Penandatanganan kerja sama tersebut dilakukan langsung oleh Bupati Ipuk bersama Direktur Utama InJourney Maya Watono di Jakarta, Selasa (13/1/2026). Kolaborasi ini dirancang untuk jangka waktu tiga tahun ke depan.
InJourney menyatakan ketertarikannya mengembangkan potensi pariwisata Banyuwangi yang dinilai memiliki daya saing tinggi, baik dari sisi konektivitas penerbangan maupun kekuatan destinasi.
“Ini merupakan kerja sama pertama kami dengan pemerintah daerah. Kami sangat excited sekali,” ujar Maya Watono.
Menurut Maya, potensi pariwisata Banyuwangi tergolong sangat menjanjikan. Tim InJourney telah melakukan penilaian langsung dan menemukan banyak peluang konkret yang bisa segera dikerjakan.
“Potensi di Banyuwangi sangat luar biasa. Dari berbagai indikator, scoring-nya bahkan lebih tinggi dari sejumlah destinasi super prioritas. Ini tangible untuk dilakukan,” tegasnya.
Berdasarkan hasil kajian tersebut, InJourney optimistis Banyuwangi mampu mencapai target road to one million, yakni satu juta penumpang pesawat per tahun melalui Bandara Banyuwangi.
“Saya yakin ini sangat memungkinkan, baik dari sisi program, konektivitas, maupun pengembangan destinasi,” imbuh Maya.
Bupati Ipuk Fiestiandani menyambut antusias kolaborasi ini. Menurutnya, keterlibatan InJourney sejalan dengan visi Banyuwangi dalam mengembangkan pariwisata berbasis konektivitas, promosi, serta peningkatan kualitas sumber daya manusia.
“Kerja sama ini tidak hanya untuk meningkatkan jumlah penumpang melalui Bandara Banyuwangi, tetapi juga mendorong penguatan destinasi wisata, UMKM, serta seni dan budaya lokal,” jelas Ipuk.

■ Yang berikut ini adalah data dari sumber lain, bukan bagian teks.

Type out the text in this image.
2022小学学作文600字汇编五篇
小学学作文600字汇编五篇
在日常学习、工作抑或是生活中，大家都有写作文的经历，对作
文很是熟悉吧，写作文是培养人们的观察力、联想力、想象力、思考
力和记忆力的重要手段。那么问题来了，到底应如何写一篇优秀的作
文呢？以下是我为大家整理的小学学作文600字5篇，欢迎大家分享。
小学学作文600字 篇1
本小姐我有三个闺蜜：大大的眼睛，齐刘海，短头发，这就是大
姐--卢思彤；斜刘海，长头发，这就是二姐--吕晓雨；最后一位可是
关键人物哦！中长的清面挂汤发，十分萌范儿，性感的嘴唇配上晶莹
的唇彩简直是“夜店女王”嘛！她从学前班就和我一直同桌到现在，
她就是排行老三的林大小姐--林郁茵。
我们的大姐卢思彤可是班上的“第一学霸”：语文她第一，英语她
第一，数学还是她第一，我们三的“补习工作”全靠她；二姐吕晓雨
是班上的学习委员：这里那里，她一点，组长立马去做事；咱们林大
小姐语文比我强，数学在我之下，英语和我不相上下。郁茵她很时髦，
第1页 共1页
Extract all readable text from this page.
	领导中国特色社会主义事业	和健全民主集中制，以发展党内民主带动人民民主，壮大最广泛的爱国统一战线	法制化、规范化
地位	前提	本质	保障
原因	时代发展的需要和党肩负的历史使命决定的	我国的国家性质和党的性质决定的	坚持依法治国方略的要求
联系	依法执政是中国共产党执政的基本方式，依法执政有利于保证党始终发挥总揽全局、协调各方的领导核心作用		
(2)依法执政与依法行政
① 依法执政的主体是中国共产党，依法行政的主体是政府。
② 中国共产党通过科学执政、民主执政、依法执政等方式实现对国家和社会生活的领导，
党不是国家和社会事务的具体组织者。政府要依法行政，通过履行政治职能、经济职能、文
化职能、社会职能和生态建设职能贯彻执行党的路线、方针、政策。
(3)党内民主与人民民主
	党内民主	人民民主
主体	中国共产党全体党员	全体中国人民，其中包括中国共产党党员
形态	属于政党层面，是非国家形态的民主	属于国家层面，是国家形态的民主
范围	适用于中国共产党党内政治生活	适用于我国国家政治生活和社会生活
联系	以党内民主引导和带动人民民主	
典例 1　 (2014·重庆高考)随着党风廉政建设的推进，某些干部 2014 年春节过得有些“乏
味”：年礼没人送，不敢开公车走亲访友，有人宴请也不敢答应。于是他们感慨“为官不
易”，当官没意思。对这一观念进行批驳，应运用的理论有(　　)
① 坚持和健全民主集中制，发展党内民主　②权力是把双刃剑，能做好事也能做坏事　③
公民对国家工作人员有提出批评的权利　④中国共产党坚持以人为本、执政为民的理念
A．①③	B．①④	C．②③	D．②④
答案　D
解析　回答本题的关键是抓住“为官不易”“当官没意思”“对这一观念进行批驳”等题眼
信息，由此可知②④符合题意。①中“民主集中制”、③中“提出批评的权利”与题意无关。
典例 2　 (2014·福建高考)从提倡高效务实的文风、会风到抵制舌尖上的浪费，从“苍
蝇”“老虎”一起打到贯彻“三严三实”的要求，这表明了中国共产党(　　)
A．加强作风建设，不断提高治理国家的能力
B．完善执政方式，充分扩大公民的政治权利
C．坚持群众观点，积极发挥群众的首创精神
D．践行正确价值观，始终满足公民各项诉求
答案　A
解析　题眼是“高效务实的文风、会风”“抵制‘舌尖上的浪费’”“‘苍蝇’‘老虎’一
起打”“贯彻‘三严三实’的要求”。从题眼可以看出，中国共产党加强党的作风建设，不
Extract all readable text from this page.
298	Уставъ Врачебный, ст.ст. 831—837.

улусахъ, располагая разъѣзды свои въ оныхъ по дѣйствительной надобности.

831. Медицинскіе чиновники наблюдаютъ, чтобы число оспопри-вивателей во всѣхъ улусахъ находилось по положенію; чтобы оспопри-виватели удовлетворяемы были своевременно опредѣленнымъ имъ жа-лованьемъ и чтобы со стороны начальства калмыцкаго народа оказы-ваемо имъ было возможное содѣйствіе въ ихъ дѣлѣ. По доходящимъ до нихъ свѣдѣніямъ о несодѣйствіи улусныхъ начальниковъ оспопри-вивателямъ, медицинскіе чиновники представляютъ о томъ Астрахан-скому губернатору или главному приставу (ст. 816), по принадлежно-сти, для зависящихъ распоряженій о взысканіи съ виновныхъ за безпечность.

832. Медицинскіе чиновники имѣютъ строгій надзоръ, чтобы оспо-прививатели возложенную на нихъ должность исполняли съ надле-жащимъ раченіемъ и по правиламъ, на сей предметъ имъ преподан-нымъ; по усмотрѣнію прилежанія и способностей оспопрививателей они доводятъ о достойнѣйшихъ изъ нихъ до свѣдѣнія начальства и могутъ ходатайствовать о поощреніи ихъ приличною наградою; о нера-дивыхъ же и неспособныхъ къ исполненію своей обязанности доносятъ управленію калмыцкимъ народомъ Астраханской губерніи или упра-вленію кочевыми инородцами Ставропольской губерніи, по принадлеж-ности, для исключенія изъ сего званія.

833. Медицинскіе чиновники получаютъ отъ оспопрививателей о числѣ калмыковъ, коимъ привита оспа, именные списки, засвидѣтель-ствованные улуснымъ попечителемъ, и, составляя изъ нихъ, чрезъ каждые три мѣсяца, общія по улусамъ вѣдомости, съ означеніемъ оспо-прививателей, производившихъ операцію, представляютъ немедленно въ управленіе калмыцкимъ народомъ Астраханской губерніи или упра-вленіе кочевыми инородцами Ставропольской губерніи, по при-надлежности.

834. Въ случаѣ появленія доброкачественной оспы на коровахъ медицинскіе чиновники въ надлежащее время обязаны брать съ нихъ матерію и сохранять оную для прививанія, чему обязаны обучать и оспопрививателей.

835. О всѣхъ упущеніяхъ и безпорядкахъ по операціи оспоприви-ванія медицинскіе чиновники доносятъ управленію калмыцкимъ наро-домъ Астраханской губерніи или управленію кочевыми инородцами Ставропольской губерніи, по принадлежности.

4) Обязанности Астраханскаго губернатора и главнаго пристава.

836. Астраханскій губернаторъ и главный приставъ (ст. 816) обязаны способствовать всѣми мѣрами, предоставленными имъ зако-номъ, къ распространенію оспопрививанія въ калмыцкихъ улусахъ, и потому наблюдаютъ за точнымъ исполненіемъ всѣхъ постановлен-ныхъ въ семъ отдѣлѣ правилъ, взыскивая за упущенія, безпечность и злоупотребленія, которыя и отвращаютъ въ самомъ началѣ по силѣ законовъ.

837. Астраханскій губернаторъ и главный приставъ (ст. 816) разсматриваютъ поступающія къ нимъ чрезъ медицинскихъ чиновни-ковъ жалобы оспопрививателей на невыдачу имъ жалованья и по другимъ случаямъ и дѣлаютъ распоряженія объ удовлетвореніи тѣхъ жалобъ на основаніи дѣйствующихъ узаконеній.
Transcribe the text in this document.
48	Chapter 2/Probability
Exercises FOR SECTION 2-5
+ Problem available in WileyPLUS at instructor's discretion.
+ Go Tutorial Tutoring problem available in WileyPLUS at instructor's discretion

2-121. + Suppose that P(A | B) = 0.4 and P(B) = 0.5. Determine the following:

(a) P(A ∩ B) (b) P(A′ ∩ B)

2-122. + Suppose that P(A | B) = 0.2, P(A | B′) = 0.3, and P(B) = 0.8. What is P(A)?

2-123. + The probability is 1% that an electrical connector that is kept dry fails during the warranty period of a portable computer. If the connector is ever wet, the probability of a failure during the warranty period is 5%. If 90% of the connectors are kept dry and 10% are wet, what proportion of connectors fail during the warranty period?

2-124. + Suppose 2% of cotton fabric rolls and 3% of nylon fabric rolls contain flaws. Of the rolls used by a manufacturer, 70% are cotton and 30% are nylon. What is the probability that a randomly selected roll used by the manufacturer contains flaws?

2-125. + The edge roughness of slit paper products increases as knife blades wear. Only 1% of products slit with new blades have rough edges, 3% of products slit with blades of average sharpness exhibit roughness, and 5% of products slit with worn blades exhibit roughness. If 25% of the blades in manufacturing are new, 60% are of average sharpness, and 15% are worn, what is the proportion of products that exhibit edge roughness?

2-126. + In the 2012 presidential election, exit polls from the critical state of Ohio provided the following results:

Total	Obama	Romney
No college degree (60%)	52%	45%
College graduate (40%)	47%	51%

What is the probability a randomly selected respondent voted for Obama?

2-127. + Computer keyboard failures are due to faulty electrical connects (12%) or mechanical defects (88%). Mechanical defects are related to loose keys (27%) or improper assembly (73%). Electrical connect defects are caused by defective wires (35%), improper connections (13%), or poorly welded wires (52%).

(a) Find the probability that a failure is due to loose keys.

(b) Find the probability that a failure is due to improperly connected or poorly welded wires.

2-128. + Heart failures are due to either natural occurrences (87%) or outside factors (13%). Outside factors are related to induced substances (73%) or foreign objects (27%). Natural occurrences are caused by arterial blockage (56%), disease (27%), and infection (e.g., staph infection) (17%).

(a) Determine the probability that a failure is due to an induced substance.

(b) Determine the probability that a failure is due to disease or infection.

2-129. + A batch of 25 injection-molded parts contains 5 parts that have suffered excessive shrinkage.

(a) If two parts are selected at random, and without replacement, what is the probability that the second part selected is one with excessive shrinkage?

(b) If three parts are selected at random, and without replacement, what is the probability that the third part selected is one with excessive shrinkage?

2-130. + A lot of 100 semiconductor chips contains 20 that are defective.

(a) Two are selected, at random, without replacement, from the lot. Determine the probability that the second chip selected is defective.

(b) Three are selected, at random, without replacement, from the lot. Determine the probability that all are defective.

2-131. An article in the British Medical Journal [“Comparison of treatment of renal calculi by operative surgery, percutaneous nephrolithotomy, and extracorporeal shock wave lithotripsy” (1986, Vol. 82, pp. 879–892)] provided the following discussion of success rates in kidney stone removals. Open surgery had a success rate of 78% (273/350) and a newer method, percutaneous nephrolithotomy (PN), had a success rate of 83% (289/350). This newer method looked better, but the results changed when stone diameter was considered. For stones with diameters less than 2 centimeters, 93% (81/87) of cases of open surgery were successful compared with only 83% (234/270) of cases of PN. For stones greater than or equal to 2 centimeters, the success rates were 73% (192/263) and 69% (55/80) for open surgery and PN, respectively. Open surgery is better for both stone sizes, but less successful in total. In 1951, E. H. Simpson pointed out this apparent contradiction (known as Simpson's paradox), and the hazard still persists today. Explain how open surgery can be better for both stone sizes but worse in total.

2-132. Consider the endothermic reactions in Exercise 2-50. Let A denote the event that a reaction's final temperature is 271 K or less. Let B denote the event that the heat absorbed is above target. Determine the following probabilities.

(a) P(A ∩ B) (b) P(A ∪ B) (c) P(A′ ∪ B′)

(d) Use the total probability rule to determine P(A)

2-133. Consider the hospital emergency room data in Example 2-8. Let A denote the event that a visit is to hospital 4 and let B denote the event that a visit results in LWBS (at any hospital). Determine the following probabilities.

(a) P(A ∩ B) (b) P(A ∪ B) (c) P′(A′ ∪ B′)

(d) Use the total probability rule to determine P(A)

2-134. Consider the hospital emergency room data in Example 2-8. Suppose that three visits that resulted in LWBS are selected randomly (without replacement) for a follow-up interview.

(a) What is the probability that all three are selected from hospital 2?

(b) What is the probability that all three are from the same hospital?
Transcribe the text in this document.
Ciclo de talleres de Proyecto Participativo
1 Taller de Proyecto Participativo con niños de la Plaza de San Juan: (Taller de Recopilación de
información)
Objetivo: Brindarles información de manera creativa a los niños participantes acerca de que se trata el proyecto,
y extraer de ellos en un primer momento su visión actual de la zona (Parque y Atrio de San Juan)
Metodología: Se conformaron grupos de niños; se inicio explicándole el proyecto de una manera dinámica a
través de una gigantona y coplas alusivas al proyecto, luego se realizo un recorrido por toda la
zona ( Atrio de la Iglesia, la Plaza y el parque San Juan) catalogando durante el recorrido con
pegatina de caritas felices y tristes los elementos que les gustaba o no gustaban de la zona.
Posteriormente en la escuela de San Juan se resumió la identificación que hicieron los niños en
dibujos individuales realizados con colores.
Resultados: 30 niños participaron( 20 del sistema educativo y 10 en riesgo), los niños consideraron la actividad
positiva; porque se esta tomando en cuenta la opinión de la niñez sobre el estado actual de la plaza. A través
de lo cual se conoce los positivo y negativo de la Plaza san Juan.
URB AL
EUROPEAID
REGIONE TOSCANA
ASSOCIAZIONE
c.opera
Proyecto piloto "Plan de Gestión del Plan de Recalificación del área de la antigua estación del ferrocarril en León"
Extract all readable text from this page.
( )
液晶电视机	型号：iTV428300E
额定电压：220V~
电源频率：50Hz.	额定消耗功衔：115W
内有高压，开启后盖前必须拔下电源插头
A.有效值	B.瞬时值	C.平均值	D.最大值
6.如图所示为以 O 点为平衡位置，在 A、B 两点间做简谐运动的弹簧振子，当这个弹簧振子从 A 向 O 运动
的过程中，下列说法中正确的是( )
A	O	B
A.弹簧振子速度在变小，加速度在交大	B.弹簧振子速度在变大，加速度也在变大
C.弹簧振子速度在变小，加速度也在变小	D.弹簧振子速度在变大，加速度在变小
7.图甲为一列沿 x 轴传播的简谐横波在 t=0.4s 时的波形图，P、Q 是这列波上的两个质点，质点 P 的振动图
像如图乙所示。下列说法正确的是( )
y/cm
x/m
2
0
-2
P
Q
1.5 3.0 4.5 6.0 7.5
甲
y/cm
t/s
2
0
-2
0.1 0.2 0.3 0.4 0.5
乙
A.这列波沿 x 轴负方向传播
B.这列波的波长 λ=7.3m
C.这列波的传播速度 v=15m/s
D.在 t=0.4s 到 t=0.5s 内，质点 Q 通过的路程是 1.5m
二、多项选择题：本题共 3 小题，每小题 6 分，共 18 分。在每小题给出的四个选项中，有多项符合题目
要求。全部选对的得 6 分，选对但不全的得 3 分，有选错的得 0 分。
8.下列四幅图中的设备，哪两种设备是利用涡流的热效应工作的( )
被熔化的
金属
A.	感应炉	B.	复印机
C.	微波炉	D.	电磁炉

Ipuk menambahkan, kerja sama tersebut juga diarahkan untuk membuka kembali penerbangan internasional dari Bandara Banyuwangi. Sebelum pandemi Covid-19, bandara ini sempat melayani rute internasional ke Kuala Lumpur, Malaysia.
“Kami terus berupaya agar penerbangan internasional bisa kembali beroperasi. Salah satu target kami adalah penerbangan jamaah umrah. Mudah-mudahan dalam waktu tidak terlalu lama bisa terwujud,” harapnya.
Saat ini, Bandara Banyuwangi melayani penerbangan harian ke Jakarta, serta rute ke Surabaya dan Lombok. Frekuensi penerbangan tersebut terus ditingkatkan seiring pengembangan sektor pariwisata Banyuwangi yang dikenal dengan Kawah Ijen dan Pantai G Land.